Getting Your Back-to-School Vaccinations

Now that August is upon us, it’s time to think about back-to-school preparations. While taking your kids shopping for new backpacks and school supplies, stopping by your doctor’s office is one thing to put on your list. With students of all ages headed back to school, it is important to keep your child and other children healthy and disease free. The spreading of many diseases can be easily prevented by vaccinations. Vaccinations keep your child safe and improves their health in the long run. From January 1 to July 18, 2019, 1,148 individual cases of measles have been confirmed in 30 states. This is the greatest number of cases reported in the United States since 1992 and since measles was declared eliminated in 2000. Now more than ever it is crucial to protect your children and keep them healthy by vaccinating against diseases like the measles and many others.

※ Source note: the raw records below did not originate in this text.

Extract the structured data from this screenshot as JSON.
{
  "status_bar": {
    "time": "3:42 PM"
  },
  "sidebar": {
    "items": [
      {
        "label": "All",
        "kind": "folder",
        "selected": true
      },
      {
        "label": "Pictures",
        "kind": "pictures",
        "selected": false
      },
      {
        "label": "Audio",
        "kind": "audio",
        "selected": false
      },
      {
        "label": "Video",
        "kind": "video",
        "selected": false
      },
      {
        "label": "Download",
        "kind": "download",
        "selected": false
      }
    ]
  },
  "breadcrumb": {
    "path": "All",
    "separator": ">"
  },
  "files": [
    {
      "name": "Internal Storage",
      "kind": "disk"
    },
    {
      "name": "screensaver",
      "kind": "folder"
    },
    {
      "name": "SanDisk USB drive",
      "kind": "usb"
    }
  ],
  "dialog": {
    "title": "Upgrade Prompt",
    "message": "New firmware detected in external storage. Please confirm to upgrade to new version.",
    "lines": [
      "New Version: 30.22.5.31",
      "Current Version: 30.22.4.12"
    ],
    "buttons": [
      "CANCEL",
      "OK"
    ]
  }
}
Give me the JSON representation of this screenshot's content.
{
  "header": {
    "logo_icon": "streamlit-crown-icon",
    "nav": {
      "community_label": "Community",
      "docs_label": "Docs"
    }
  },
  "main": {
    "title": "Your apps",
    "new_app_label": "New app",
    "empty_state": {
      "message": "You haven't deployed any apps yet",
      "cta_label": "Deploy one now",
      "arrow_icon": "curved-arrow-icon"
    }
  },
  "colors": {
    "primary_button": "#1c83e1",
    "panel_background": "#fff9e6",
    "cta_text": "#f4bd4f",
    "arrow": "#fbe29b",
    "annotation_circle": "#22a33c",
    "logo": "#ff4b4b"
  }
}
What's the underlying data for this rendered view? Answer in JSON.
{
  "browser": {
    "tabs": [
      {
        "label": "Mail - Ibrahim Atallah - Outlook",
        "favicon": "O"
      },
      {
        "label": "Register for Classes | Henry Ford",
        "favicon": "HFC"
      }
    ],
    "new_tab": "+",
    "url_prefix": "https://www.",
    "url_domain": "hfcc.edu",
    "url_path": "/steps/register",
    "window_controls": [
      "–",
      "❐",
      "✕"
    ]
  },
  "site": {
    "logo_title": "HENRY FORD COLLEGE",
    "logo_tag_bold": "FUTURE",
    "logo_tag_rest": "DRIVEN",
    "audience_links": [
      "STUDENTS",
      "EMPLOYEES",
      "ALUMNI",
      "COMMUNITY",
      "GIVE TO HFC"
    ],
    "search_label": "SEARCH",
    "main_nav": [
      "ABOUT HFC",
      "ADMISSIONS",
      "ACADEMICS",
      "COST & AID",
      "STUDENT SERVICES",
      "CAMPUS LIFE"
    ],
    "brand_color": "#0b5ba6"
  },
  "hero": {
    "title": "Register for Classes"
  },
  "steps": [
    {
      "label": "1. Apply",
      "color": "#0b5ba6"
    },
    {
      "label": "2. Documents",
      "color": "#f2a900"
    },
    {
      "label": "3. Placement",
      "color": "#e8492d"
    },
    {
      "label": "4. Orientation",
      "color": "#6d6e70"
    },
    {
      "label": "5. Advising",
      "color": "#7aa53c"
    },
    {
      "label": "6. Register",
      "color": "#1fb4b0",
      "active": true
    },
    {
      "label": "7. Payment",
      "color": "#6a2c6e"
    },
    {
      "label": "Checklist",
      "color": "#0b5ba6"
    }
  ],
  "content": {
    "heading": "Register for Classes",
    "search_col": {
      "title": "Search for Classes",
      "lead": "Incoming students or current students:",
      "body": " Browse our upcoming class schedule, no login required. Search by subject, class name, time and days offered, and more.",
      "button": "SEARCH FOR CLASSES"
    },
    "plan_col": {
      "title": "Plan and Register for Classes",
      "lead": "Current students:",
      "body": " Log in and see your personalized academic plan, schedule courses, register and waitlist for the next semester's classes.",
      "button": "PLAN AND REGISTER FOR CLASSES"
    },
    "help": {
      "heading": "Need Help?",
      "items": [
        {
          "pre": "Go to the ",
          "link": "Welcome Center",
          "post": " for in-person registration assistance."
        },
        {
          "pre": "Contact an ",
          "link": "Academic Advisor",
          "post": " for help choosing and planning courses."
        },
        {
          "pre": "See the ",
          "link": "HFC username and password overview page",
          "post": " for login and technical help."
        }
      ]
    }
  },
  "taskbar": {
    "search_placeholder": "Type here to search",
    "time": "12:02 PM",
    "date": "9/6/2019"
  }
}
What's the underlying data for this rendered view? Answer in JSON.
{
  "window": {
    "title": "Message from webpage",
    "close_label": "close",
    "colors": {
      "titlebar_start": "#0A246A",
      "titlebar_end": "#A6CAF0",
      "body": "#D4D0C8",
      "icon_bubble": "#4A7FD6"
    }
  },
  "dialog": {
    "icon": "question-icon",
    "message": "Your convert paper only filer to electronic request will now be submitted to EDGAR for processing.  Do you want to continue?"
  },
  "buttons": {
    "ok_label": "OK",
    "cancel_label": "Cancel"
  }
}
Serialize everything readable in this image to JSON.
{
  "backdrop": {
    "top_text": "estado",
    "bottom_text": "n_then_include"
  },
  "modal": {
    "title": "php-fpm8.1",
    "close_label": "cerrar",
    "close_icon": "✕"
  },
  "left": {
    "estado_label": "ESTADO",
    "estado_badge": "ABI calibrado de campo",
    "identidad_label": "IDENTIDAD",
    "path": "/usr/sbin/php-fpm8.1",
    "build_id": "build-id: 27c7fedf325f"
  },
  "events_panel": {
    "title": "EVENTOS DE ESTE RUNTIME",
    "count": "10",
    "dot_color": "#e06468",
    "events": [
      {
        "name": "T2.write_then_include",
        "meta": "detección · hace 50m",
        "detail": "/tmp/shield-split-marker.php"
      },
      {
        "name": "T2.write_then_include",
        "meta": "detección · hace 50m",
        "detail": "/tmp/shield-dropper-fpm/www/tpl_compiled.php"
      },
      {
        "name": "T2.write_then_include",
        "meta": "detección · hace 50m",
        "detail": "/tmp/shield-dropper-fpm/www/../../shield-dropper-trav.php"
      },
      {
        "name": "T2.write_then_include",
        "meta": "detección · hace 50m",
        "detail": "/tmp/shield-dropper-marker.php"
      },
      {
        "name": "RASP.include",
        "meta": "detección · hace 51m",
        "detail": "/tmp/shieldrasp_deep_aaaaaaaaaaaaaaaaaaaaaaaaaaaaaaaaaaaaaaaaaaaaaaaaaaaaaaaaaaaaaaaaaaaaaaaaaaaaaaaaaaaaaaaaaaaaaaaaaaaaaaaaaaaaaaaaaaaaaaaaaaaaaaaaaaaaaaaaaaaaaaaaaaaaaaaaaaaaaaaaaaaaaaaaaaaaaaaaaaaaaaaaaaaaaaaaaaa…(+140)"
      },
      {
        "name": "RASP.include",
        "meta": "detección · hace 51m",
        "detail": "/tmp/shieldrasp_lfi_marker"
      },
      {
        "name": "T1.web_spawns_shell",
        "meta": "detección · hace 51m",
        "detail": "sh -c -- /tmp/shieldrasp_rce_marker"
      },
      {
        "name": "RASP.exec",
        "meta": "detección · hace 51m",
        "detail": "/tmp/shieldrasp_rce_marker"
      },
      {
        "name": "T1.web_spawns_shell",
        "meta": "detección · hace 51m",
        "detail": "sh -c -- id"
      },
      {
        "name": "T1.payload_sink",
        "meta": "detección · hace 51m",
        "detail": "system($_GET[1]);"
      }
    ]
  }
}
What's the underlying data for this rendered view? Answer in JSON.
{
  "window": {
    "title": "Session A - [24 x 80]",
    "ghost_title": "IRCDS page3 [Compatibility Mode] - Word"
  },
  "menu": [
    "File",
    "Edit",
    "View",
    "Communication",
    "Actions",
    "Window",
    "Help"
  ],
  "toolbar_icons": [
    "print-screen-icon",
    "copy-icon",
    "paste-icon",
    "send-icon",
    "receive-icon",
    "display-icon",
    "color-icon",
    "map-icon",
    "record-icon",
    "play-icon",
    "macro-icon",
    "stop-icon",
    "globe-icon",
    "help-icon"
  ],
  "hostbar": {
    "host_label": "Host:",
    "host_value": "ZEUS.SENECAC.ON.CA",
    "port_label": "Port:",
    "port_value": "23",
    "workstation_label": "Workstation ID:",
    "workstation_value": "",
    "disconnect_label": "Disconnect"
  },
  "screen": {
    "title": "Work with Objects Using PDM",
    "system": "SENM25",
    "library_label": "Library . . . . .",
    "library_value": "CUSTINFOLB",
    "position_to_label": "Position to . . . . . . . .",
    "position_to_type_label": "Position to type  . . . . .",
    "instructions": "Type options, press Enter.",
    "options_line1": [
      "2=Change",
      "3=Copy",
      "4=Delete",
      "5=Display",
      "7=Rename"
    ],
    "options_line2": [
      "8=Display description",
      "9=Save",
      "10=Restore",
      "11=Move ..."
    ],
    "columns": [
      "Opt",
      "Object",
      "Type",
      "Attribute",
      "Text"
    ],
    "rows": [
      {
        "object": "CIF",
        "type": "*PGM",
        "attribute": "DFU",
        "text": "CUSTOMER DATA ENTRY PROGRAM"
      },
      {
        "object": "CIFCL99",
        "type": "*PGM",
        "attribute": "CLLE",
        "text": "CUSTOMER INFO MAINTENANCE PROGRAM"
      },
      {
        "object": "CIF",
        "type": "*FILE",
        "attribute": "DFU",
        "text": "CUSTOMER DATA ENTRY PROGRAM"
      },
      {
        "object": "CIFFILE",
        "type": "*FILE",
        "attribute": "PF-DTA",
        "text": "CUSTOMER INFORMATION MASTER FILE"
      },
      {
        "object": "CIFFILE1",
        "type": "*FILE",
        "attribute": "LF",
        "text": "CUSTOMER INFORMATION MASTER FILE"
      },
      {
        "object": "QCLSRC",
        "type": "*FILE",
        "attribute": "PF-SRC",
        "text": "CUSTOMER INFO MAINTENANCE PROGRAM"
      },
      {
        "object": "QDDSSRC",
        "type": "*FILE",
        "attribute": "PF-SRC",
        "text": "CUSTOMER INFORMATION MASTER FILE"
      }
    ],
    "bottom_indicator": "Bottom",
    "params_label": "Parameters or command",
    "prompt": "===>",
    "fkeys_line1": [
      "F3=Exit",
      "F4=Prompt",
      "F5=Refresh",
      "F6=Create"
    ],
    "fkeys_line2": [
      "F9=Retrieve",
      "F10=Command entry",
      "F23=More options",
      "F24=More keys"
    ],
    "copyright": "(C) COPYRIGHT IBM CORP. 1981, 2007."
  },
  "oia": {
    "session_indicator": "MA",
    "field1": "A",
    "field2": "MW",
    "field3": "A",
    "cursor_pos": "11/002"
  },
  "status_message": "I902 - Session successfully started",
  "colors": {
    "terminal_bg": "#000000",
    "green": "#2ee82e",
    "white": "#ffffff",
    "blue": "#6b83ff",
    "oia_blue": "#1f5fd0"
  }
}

Vaccinations that your child may need include those that protect against meningococcal disease, hepatitis B, hepatitis A, chickenpox, measles, mumps, rubella and human papilloma virus. The CDC (Centers for Disease Control and Prevention) and AAP (American Academy of Pediatrics) offer free online guides to help parents determine what vaccinations are needed and at what age they should be administered. Vaccinating your children before they go to school keeps them, their classmates, and the community safer. Here is what you need to know about vaccines:

Anna Krol, MD

Anna Krol, MD

How vaccines work

When germs enter the body, it creates an infection which makes you sick. It is the job of the immune system to fight off these illnesses and keep you healthy. Once you recover from the infection, the cells in your body are now familiar with that virus or bacteria and are able to recognize and attack the illness if it happens again in the future.  Unfortunately, these illnesses can be so severe that they may cause a significant impact on one’s health including permanent damage of vital organs, leading to seizures, paralysis, infertility, liver damage, and certain cancers and in some cases even death.   When a vaccine is injected into the body, it mimics an infection for your immune system without actually making you sick.  In response to vaccines, antibodies (disease fighting memory cells) develop and help your immune system fight off diseases in the future should you become exposed or infected.

Who should be vaccinated?

Depending on your child’s age, there are different vaccines that are suited for her/him. Delaying vaccines can pose serious health risks not only to your child but to others in your community.

If you are traveling outside of the United States, you should check to make sure you and your child are up to date with vaccines in accordance to that country. Check with your doctor to find out what vaccines you should be getting depending on your circumstances.

Are vaccines safe?

The CDC has published a series of research and clinical trials about different vaccinations and their safety. All vaccinations are approved by the FDA after many rigorous trials and are not offered to the public prior to approval. Vaccines are constantly monitored for their safety even after they are approved.  With the abundance of information at our fingertips, it is important that research conducted prior to making health decisions is coming from credible sources like your doctor or the CDC.